Foreign Minister Julie Bishop has demanded assurances from the Palestinian Authority that Australian aid has not funded payments to “martyrs”.
The Palestinian Authority has been accused of paying stipends or “martyr payments” of up to $US3500 ($4600) a month to the families of those killed or jailed by Israeli authorities. A DFAT official said such payments were in conflict with Australian values and the minister had sent a letter to the authority this week.
“Obviously that is completely at odds with Australian values,” the official told a Senate estimates hearing under questioning from Liberal Eric Abetz.
“So on the 29th of May our Foreign Minister has written to her counterpart raising concerns about these payments that show up in the Palestinian Authority’s budget and seeking assurances that the Australian funding (does not) in any way enable or encourage acts of violence.”
The official said: “The Foreign Minister herself sought further explanation and assurance from the Palestinian Authority.”
This is not the first time aid to the territories has come under scrutiny in Australia. In 2016, DFAT suspended its funding to World Vision programs in Palestine after Israel alleged the charity’s Gaza head funnelled humanitarian funds to Hamas.
After reviewing management of its funding, the department said in April last year that it had “uncovered nothing to suggest any diversion of government funds”. Australia allocated $43.8 million in humanitarian assistance to the region in 2017-18 and cut it to $43m in 2018-19.
A DFAT official said about $10m of this aid went indirectly to the Palestinian Authority via the World Bank. It runs a Palestine Reform and Development Plan Trust Fund that aims to improve public financial management.
Defending the payments, the DFAT official said: “Even an Israeli regional co-operation minister said as recently as September 2017 that in order for them to move forward and finally resolve the longstanding conflict, it was important for the economy to be growing and to have effective governance.”
Another $20m of the $43m goes to the UN’s Relief and Works Agency to provide basic services to Palestinian refugees in the territories, Jordan, Syria and Lebanon.
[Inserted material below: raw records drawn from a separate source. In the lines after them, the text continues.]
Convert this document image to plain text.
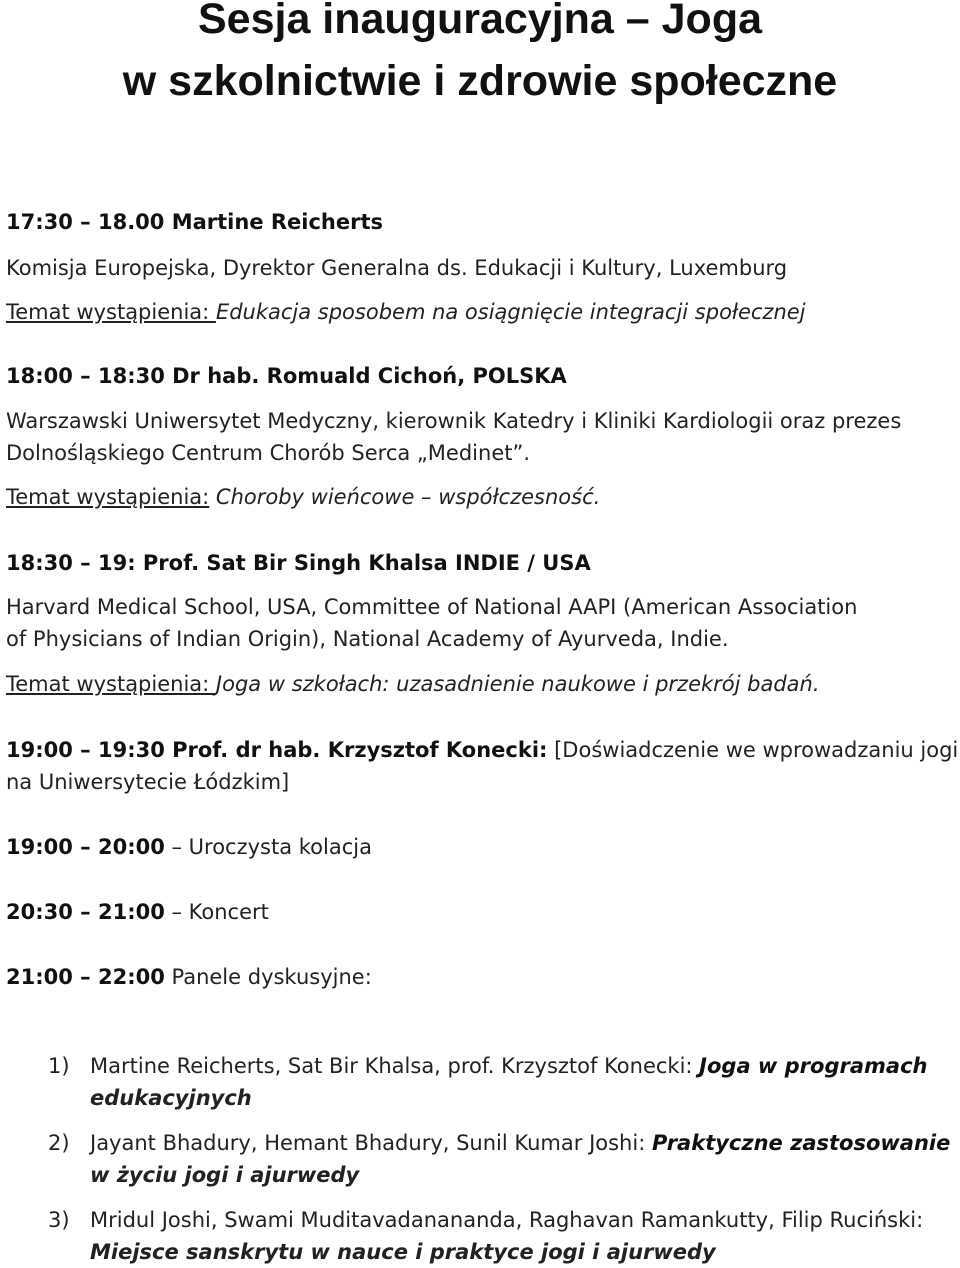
Sesja inauguracyjna – Joga
w szkolnictwie i zdrowie społeczne
17:30 – 18.00 Martine Reicherts
Komisja Europejska, Dyrektor Generalna ds. Edukacji i Kultury, Luxemburg
Temat wystąpienia: Edukacja sposobem na osiągnięcie integracji społecznej
18:00 – 18:30 Dr hab. Romuald Cichoń, POLSKA
Warszawski Uniwersytet Medyczny, kierownik Katedry i Kliniki Kardiologii oraz prezes
Dolnośląskiego Centrum Chorób Serca „Medinet”.
Temat wystąpienia: Choroby wieńcowe – współczesność.
18:30 – 19: Prof. Sat Bir Singh Khalsa INDIE / USA
Harvard Medical School, USA, Committee of National AAPI (American Association
of Physicians of Indian Origin), National Academy of Ayurveda, Indie.
Temat wystąpienia: Joga w szkołach: uzasadnienie naukowe i przekrój badań.
19:00 – 19:30 Prof. dr hab. Krzysztof Konecki: [Doświadczenie we wprowadzaniu jogi
na Uniwersytecie Łódzkim]
19:00 – 20:00 – Uroczysta kolacja
20:30 – 21:00 – Koncert
21:00 – 22:00 Panele dyskusyjne:
1) Martine Reicherts, Sat Bir Khalsa, prof. Krzysztof Konecki: Joga w programach
edukacyjnych
2) Jayant Bhadury, Hemant Bhadury, Sunil Kumar Joshi: Praktyczne zastosowanie
w życiu jogi i ajurwedy
3) Mridul Joshi, Swami Muditavadanananda, Raghavan Ramankutty, Filip Ruciński:
Miejsce sanskrytu w nauce i praktyce jogi i ajurwedy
The rest goes to non-government organisations.
Senator Abetz said payments to the authority should be stopped.
“I find it unacceptable we are willing to provide funding in these circumstances,” he told the hearing.
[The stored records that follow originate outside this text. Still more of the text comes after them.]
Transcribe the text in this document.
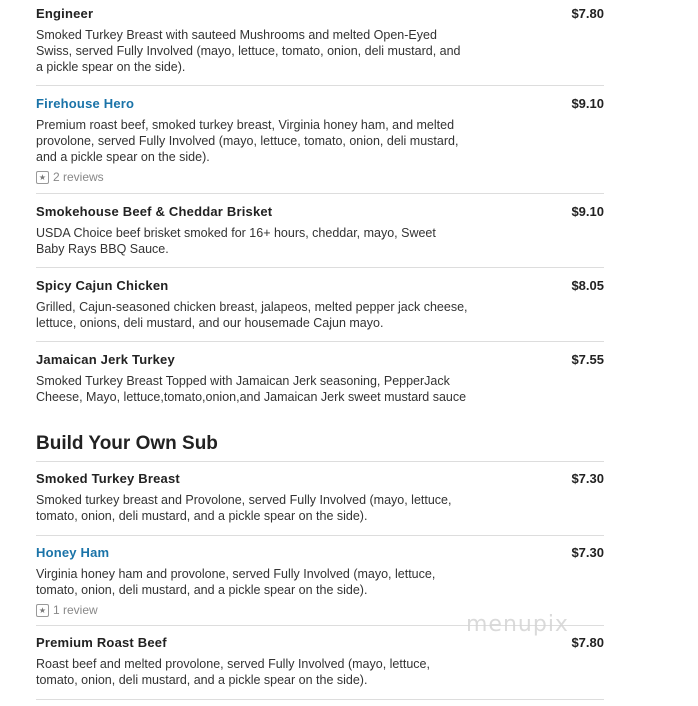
Engineer	$7.80
Smoked Turkey Breast with sauteed Mushrooms and melted Open-Eyed
Swiss, served Fully Involved (mayo, lettuce, tomato, onion, deli mustard, and
a pickle spear on the side).
Firehouse Hero	$9.10
Premium roast beef, smoked turkey breast, Virginia honey ham, and melted
provolone, served Fully Involved (mayo, lettuce, tomato, onion, deli mustard,
and a pickle spear on the side).
★ 2 reviews
Smokehouse Beef & Cheddar Brisket	$9.10
USDA Choice beef brisket smoked for 16+ hours, cheddar, mayo, Sweet
Baby Rays BBQ Sauce.
Spicy Cajun Chicken	$8.05
Grilled, Cajun-seasoned chicken breast, jalapeos, melted pepper jack cheese,
lettuce, onions, deli mustard, and our housemade Cajun mayo.
Jamaican Jerk Turkey	$7.55
Smoked Turkey Breast Topped with Jamaican Jerk seasoning, PepperJack
Cheese, Mayo, lettuce,tomato,onion,and Jamaican Jerk sweet mustard sauce
Build Your Own Sub
Smoked Turkey Breast	$7.30
Smoked turkey breast and Provolone, served Fully Involved (mayo, lettuce,
tomato, onion, deli mustard, and a pickle spear on the side).
Honey Ham	$7.30
Virginia honey ham and provolone, served Fully Involved (mayo, lettuce,
tomato, onion, deli mustard, and a pickle spear on the side).
★ 1 review
Premium Roast Beef	$7.80
Roast beef and melted provolone, served Fully Involved (mayo, lettuce,
tomato, onion, deli mustard, and a pickle spear on the side).
menupix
In a statement, Senator Abetz later said: “The Palestinian Martyr Fund not only encourages murder and terror attacks, it is a major barrier to peace in the Middle East.
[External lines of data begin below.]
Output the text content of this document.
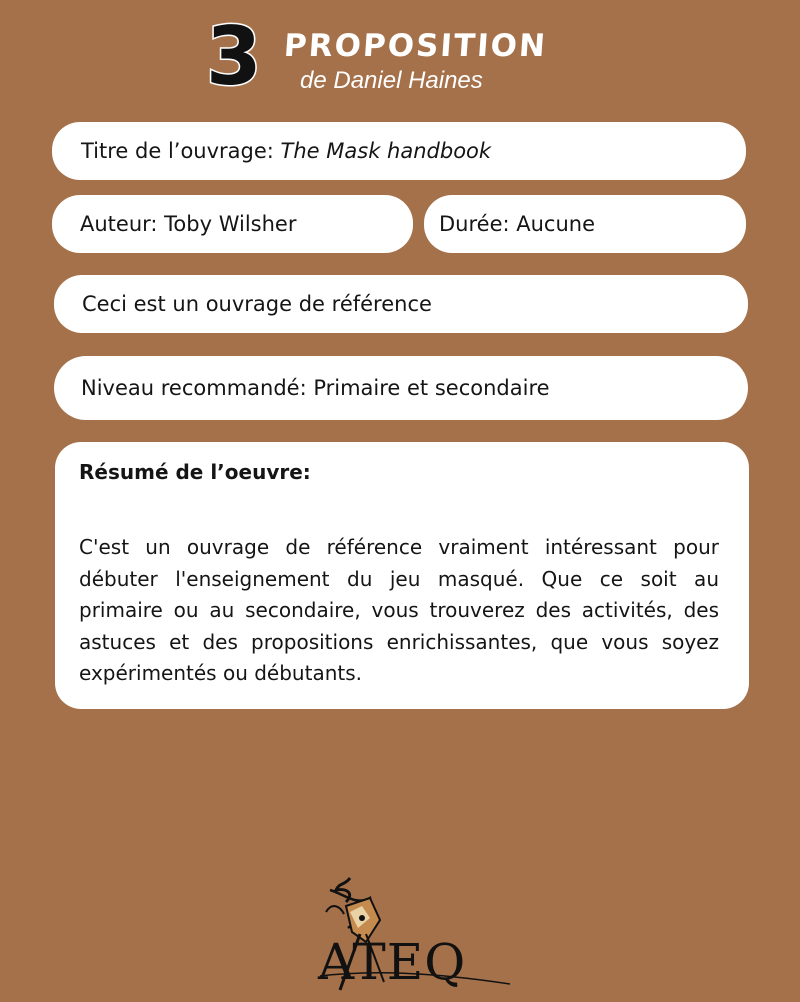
3 PROPOSITION
de Daniel Haines
Titre de l’ouvrage: The Mask handbook
Auteur: Toby Wilsher	Durée: Aucune
Ceci est un ouvrage de référence
Niveau recommandé: Primaire et secondaire
Résumé de l’oeuvre:
C'est un ouvrage de référence vraiment intéressant pour débuter l'enseignement du jeu masqué. Que ce soit au primaire ou au secondaire, vous trouverez des activités, des astuces et des propositions enrichissantes, que vous soyez expérimentés ou débutants.
ATEQ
“The ‘please explain’ issued by the Foreign Minister is a strong and very welcome action that will hopefully apply pressure to the Palestinian Authority to end this murderous program.”
Earlier this year, the US passed the Taylor Force Act to stop funding to the Palestinian Authority until it ceases these payments. The act exempts funding to water and childhood vaccination programs.
David Leyonhjelm, a long-time critic of aid to the Palestinian Territories, said he believed Australia should halt all funding to the Palestinian Authority.
“I’m very much opposed to it,” Senator Leyonhjelm said.
He said he did not believe all Australian aid to the territories should be cut as “there are NGOs that do constructive work” in the region.
Australia has been a strong supporter of Israel on the international stage.
Only Australia and the US opposed a vote in the UN Human Rights Council to establish an investigation into the deaths of Palestinians at the hands of Israeli forces after violent protests in Gaza in mid-May. Greens leader Richard Di Natale questioned Australia’s stand in the Senate estimates hearing yesterday.
Ms Bishop said the Coalition believed the UNHRC resolution “prejudged” the outcome of any inquiry and ignored Hamas’s role.